Background Information: Crystals can be easily grown from alum, sugar, salt, and a variety of commonly available materials.  In this activity, you will examine crystal growth by super cooling and by evaporation.



A.  Supercooling

  1. Dissolve 20 grams of alum in 100ml of boiling water.  Measure the amount of water carefully because it is crucial for the success of the experiment.
  2. Place the rock at the bottom of the growth container (plastic bottle) and pour the solution into it.
  3. If the plastic container is transparent you can observe how those parts of the solution that have deposited growth material move up and away from the crystal.
  4. Place plastic bottle in a styrofoam cooler to minimize temperature fluctuations in the room.  Put a cover on the cooler leaving a narrow crack for air circulation.  Crystals should begin to grow in 2 to 3 hours.  Let the plastic bottle sit undisturbed for three to five days then pour the solution into the container.  Put the crystals on a paper towel and let dry for a few days.
  5. Examine the crystals with a hand lens or magnifying glass.

B.  Evaporation

  1. Clean the growth container in experiment A with warm water and then pour the solution back in.
  2. Select the best crystal from experiment A.  Tie one end of a thin plastic thread to the crystal.  Tie the other end of the thread to the middle of a pencil.  Place the pencil across the top of the growth container so that the crystal is suspended in the solution halfway between the surface of the solution and the bottom of the container.  Cover the container with a thin cloth to keep dust away from the solution.  The cloth will allow water to evaporate.  Return the plastic bottle to the cooler.  The crystal will grow as the water evaporates over a period of a few days to weeks.  Remove the crystal from the solution when the surface of the solution almost touches the tip of the crystal.

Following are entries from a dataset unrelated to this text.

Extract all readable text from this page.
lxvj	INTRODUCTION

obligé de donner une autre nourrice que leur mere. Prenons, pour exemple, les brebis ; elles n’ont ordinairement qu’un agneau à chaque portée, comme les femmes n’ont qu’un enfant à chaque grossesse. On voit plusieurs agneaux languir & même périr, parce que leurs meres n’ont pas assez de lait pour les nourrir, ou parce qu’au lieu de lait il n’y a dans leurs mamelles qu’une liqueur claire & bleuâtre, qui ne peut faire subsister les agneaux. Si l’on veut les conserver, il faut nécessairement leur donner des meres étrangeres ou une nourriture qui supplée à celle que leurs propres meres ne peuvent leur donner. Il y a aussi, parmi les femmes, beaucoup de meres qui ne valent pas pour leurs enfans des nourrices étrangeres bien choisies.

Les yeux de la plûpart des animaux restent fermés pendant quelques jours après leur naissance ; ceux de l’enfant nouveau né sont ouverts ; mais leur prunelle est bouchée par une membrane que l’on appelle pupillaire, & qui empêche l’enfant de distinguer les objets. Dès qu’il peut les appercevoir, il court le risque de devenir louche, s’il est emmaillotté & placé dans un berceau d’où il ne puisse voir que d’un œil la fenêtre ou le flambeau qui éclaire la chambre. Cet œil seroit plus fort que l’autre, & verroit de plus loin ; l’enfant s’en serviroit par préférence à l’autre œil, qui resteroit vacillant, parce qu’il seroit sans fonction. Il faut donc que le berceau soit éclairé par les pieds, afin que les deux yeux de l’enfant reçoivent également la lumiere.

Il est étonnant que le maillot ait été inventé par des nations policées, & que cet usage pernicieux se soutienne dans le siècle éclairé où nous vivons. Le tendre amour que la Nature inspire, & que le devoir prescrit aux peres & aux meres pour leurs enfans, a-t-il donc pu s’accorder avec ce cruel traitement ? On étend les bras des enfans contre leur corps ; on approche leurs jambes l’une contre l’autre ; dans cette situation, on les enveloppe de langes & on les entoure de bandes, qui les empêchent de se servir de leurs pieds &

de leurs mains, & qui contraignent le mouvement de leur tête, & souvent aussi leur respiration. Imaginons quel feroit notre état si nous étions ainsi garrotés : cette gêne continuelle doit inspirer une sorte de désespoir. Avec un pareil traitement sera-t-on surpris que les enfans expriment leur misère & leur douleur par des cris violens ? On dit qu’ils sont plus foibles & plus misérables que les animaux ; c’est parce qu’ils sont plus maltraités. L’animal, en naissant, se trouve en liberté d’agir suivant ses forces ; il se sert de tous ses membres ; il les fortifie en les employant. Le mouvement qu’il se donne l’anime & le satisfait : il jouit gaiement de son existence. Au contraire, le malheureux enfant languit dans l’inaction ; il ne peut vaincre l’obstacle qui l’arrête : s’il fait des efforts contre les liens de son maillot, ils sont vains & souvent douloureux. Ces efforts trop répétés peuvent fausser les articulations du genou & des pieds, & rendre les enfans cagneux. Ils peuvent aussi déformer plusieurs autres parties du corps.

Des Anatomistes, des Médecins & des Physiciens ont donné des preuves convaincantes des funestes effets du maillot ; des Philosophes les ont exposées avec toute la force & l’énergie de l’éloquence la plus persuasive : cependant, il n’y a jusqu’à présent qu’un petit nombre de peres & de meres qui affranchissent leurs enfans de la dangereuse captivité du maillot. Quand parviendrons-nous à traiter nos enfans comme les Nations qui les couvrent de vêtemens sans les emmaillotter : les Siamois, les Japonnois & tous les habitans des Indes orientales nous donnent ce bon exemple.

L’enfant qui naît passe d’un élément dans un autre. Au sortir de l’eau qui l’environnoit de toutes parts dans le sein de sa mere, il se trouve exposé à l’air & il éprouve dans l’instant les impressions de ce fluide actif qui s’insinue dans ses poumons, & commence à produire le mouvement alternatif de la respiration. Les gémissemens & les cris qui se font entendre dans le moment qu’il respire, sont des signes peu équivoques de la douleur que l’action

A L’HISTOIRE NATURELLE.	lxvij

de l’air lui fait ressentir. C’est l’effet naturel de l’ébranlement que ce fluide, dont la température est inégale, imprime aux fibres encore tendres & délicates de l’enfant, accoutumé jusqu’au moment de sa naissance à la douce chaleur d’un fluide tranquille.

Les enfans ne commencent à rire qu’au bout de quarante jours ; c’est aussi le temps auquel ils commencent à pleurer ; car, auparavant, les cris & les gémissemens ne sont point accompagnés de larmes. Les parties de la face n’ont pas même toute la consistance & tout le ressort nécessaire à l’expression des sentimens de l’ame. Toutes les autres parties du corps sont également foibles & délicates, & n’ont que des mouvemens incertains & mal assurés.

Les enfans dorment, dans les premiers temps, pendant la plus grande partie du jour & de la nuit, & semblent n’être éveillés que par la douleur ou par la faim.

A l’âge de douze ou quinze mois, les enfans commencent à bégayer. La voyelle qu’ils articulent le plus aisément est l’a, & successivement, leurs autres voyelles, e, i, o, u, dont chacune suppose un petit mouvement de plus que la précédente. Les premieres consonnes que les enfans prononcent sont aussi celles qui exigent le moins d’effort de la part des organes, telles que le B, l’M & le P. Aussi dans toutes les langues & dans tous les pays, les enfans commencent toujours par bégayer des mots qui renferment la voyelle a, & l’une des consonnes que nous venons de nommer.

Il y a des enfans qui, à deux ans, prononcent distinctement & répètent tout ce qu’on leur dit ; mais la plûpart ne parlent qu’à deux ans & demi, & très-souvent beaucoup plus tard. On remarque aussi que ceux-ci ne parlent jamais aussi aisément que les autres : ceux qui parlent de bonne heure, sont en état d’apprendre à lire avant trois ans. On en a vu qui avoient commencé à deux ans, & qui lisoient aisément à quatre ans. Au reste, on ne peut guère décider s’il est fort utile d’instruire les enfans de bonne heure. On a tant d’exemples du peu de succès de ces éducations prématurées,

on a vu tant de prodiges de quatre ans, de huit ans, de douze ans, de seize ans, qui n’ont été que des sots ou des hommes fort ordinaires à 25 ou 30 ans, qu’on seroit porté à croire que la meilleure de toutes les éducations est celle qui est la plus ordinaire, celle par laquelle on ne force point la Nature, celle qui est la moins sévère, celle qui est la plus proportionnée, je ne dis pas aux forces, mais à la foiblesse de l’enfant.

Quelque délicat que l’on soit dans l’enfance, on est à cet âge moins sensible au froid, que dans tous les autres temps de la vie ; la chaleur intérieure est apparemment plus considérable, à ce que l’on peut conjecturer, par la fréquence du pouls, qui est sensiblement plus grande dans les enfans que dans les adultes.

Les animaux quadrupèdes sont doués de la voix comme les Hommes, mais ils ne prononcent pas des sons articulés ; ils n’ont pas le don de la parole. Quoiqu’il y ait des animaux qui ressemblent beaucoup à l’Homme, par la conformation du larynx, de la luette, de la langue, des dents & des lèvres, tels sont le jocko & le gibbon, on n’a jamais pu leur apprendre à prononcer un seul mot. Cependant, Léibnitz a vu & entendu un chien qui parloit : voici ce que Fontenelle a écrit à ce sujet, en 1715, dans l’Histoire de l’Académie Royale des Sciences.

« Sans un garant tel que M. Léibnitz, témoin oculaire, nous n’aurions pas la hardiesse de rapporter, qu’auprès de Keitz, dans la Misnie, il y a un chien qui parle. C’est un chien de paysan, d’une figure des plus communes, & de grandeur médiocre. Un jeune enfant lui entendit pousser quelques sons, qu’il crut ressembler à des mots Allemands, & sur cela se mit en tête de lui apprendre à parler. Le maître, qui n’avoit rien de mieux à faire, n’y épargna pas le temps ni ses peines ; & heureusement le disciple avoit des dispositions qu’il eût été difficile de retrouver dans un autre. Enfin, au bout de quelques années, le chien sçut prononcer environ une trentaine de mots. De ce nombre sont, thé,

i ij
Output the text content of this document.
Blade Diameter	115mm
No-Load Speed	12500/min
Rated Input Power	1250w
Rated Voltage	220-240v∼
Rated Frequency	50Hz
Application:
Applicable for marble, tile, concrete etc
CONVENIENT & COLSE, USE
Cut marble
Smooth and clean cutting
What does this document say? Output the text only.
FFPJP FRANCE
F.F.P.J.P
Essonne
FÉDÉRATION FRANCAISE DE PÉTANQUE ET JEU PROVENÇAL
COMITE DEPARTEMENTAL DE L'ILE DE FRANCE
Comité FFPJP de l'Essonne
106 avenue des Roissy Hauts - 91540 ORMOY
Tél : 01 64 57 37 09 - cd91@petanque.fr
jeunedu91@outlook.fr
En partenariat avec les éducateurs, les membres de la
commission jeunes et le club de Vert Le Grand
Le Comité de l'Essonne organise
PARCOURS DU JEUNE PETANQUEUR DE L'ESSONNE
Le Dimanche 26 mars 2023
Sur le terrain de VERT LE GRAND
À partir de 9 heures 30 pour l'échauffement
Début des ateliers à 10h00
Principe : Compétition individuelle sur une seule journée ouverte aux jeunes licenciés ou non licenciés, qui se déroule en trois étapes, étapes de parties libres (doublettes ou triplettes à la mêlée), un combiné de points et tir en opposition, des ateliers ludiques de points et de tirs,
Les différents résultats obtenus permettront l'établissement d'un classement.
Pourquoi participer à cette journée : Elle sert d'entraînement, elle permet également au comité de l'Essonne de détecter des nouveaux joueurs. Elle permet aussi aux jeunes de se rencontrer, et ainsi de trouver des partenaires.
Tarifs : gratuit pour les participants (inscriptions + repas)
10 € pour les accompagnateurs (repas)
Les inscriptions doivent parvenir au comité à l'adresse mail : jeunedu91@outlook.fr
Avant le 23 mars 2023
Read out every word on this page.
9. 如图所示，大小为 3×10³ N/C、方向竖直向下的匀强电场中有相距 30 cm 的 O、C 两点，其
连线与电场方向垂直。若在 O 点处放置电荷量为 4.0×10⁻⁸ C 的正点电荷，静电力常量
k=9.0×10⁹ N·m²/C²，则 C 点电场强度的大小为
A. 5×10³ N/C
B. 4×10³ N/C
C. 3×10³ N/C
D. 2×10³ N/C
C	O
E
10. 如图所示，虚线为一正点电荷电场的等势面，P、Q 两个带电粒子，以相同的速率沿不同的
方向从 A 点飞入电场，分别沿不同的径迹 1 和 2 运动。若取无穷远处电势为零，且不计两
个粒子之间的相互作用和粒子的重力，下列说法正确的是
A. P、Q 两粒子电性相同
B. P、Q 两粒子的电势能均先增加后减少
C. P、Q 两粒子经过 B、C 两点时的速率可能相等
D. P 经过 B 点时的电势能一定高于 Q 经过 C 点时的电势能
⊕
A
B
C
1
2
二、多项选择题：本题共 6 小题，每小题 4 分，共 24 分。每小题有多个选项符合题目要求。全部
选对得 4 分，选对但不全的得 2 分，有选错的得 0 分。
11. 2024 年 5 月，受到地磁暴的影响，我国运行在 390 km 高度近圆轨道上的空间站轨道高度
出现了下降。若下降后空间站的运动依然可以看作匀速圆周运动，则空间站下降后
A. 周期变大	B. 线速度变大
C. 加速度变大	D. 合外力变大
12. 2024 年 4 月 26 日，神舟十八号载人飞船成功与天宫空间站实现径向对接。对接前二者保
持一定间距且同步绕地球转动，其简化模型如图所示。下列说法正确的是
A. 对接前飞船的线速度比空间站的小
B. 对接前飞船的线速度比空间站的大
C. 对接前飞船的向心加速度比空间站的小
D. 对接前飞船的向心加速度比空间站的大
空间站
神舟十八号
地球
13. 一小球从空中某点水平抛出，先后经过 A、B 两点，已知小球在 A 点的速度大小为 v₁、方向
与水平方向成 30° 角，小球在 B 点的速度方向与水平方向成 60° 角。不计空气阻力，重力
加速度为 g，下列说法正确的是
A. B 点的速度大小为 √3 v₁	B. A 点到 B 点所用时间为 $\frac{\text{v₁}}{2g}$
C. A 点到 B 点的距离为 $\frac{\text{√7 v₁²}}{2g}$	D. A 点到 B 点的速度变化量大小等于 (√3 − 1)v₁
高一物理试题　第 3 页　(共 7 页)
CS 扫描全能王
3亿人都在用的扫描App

  1. In experiment A, why are most crystals attached to each other?
  2. In experiment A, why do you think convection currents form as the crystal grows?
  3. Judging from the shape of the crystal in experiment B, to which crystal system do you think the crystal belongs?  You may need to check a textbook to learn more about the six crystal systems.


  1. Crystals will grow on any surface even if that surface is another crystal.
  2. As the liquid adjacent to the crystal deposits material for the crystal to grow, it becomes less dense than the rest of the solution.  It then floats upward and away from the crystal and dense solution moves in to replace the spent solution.
  3. The cubic system because the crystals resemble a cube with beveled corners (the beveled corners are triangular in shape).